Dr. Mark Esper, the U.S. Acting Secretary of Defense, has criticized China for establishing a surveillance state and using artificial intelligence (AI) to subdue people’s freedoms. He was speaking at the Center for Strategic and International Studies’ Global Security Forum in Washington.
“As we speak, the Communist Party of China is using artificial intelligence to repress Muslin minority communities and pro-democracy demonstrators… In fact, the Party has constructed a 21st-century surveillance state with unprecedented abilities to censor speech and infringe upon basic human rights… George Orwell would be proud,” Esper said in a statement (Yahoo News). The George Orwell reference is about the author’s book 1984 that describes an all-powerful authoritarian state.
Esper said that the Chinese government has used its military, economic, and diplomatic power to expand its bad behavior rather than abide by it. Chinese regime’s attempts to weaponize space through the use of satellite jammers and directed-energy weapons are a cause of concern. To counter such efforts, the Department of Defense (DoD) created the Space Force that will act as an incubator for a new generation of technologies. DoD is working on artificial intelligence, hypersonic weapons, 5G networks, and long-range precision fires.
He also criticized China’s immoral ways of gaining technological supremacy, pointing out that Beijing uses forced technology transfer, IP theft, and direct state investment to narrow the tech gap between American and Chinese capabilities. Esper revealed that the Justice Department had filed charges against Chinese entities and individuals in seven separate incidents of espionage since 2018.
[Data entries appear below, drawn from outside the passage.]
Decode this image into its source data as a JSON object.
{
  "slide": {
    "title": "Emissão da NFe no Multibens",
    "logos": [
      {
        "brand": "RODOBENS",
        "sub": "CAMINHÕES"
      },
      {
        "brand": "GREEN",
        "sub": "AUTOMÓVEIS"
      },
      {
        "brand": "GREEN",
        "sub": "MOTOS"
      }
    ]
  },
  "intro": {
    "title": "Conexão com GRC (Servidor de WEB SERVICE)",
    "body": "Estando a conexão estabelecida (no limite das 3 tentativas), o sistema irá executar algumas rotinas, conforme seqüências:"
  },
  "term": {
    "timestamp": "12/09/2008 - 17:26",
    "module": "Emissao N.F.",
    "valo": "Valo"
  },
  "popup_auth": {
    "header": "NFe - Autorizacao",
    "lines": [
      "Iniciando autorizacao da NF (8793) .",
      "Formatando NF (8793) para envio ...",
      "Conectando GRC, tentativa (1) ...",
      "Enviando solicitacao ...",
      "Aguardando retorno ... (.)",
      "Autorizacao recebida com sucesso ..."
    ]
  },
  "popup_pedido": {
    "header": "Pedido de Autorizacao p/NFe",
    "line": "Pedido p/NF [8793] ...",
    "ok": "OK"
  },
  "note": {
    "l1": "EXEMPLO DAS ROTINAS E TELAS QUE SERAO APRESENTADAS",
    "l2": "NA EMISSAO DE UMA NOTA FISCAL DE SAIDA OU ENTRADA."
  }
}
This includes an attempt by one party to steal sensitive information from a prominent American semiconductor manufacturer. Esper is appalled that despite global criticism, Beijing is steadfast in its totalitarian ways, showing no signs of change. Beijing recently passed legislation that would give it access to data of private companies, including confidential information belonging to American entities.
“Addressing these threats requires us to unite the nation around our competition with China… Our success is contingent upon a cohesive approach across both the public and private sectors. For the department, this means overhauling our policies and reshaping the culture within the department, between the department and industry, and among our allies and partners around the world,” he said in a statement (Defense).
The future of surveillance
According to information provider IHS Markit, the sale of surveillance goods like cameras, recorders, accessories, and video management software (VMS) will cross US$20 billion for the first time this year. The U.S. and China are the leading players in the video surveillance market.
“China accounts for approximately 45 percent global sales revenue, ahead of the United States, which is in second place. Despite the ongoing trade dispute, and industry-specific tariffs and sanctions, the worldwide video surveillance market is forecast to grow by almost 10 percent annually in 2020, with some regional markets, like India and Southeast Asia, expanding even more rapidly,” according to Security World Market.
Another report by Adroit Market Research predicts the global facial recognition market to exceed US$12 billion by the year 2025, driven by strong government and private sector demand. Stationary 3D facial recognition was the top-ranking technology in this sector last year, accounting for 60 percent market share. Until 2025, North America is predicted to maintain its dominant position in this industry. Some of the leading companies involved in developing facial recognition systems include NEC Corporation, Cognitech Systems, Aware, Id3 Technologies, and Ayonix Corporation.